## Project: Data Cleaning with Pandas

#### Below will be a series of user stories, followed by an empty Python code block
* These user stories will go through the process of importing, cleaning, and exporting the included `dirty_cars_dataset.csv` file
* Be sure to read each question carefully, and to test and debug your code to ensure the user story is completed correctly!

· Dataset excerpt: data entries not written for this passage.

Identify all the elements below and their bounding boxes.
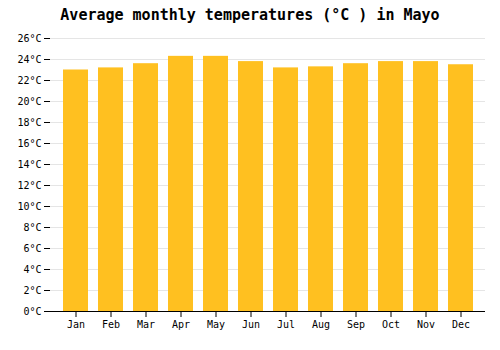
- svg-text:Oct: Oct: [382, 319, 400, 330]
- svg-text:16°C: 16°C: [17, 138, 41, 149]
- svg-text:Nov: Nov: [417, 319, 435, 330]
- html-text:Average monthly temperatures (: Average monthly temperatures (°C ) in Ma…: [60, 6, 440, 24]
- svg-text:14°C: 14°C: [17, 159, 41, 170]
- svg-text:6°C: 6°C: [23, 243, 41, 254]
- svg-text:4°C: 4°C: [23, 264, 41, 275]
- svg-text:24°C: 24°C: [17, 54, 41, 65]
- svg-text:Sep: Sep: [347, 319, 365, 330]
- svg-text:May: May: [207, 319, 225, 330]
- svg-text:Jan: Jan: [67, 319, 85, 330]
- svg-text:0°C: 0°C: [23, 306, 41, 317]
- svg-text:20°C: 20°C: [17, 96, 41, 107]
- svg-text:18°C: 18°C: [17, 117, 41, 128]
- svg-text:Jun: Jun: [242, 319, 260, 330]
- svg-text:Aug: Aug: [312, 319, 330, 330]
- svg-text:22°C: 22°C: [17, 75, 41, 86]
- svg-text:2°C: 2°C: [23, 285, 41, 296]
- svg-text:Mar: Mar: [137, 319, 155, 330]
- svg-text:10°C: 10°C: [17, 201, 41, 212]
- svg-text:Apr: Apr: [172, 319, 190, 330]
- svg-text:Feb: Feb: [102, 319, 120, 330]
- svg-text:Jul: Jul: [277, 319, 295, 330]
- svg-text:26°C: 26°C: [17, 33, 41, 44]
- svg-text:8°C: 8°C: [23, 222, 41, 233]
- svg-text:Dec: Dec: [452, 319, 470, 330]
- svg-text:12°C: 12°C: [17, 180, 41, 191]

### As a Data Analyst, I want to set up the proper imports so I have access to the Pandas library

In [None]:
import pandas as pd


### As a Data Analyst, I want to import and store the `dirty_cars_dataset.csv` file in a variable
✅ I want to use the `index` column from this .csv file as the `index column` of my DataFrame

In [None]:
df = pd.read_csv("dirty_cars_dataset.csv",index_col="index")
df.head

### As a Data Analyst, I want to view the **information** about my new DataFrame to answer the following questions:
##### Enter your responses in the Markdown block below

* How many entries are in this DataFrame: 64
* How many columns are in this DataFrame:  9
* Which column(s) contain null values in this DataFrame: price

In [None]:
df.info()


### As a Data Analyst, I want to to remove any null values from the DataFrame
✅ I want to **create a new DataFrame variable** when I remove these null values<br>
✅ Then, I want to display the **information** about my new DataFrame, to confirm the null values were successfully removed

In [None]:
nonnull_df =df.dropna()
nonnull_df.info ()

### As a Data Analyst, I want to check if there are any **duplicate rows** within my DataFrame

In [None]:
nonnull_df.duplicated()

### As a Data Analyst, I want to **remove** any duplicate values from the DataFrame
✅ I want to **create a new DataFrame variable** when I remove these duplicate values<br>
✅ I want to again check if there are any duplicate rows within my DataFrame, to ensure the values were removed successfully

In [None]:
nodup_df =nonnull_df.drop_duplicates()
nodup_df.duplicated().sort_values()

### As a Data Analyst, I want to ensure I remove any outlier values from my DataFrame to avoid inaccurate analysis of my data
✅I want to **create a new DataFrame variable** when I remove these values<br><br>
💡 **Hint:** These inaccuracies will be within the `price` column 💡<br><br>
💡 **Hint** There will be both **high** and **low** outlier values 💡

In [None]:
# Removing high outlier values
sorted_df = nodup_df.sort_values("price")
sorted_df.head()
houtlier_df = sorted_df.drop(53)
houtlier_df.head()

In [None]:
# Removing low outlier values
lsorted_df = houtlier_df.sort_values("price")
lsorted_df.tail()
loutlier_df = lsorted_df.drop(2)
loutlier_df.tail()

### As a Data Analyst, I want to reformat the **company** series, ensuring all company name values are properly title (Pascal) cased

In [None]:
loutlier_df["company"] = loutlier_df["company"].str.title()
loutlier_df.head()

### As a Data Analyst, I want to create a ***new*** column on my DataFrame to represent the **price of each car in Euros**
💡 **Use the conversion rate 1.05 USD == 1 Euro** 💡

In [None]:
loutlier_df["price_euro"] = loutlier_df["price"]*1.05
loutlier_df.head()

### As a Data Analyst, I want to rename the existing **price** column to show that it represents **price in USD**

In [None]:
renamed_df = loutlier_df.rename(columns={"price":"pirce_usd"})
renamed_df.head()

### As a Data Analyst, I want to output my cleaned DataFrame as a .csv file
✅ I want to name this file `cleaned_cars_dataset.csv`<br>
✅ I want to specify the encoding type 'utf-8'<br>
✅ I want to include this .csv file in my GitHub repository

In [None]:
renamed_df.to_csv("clean_cars_dataset.csv",encoding="utf-8")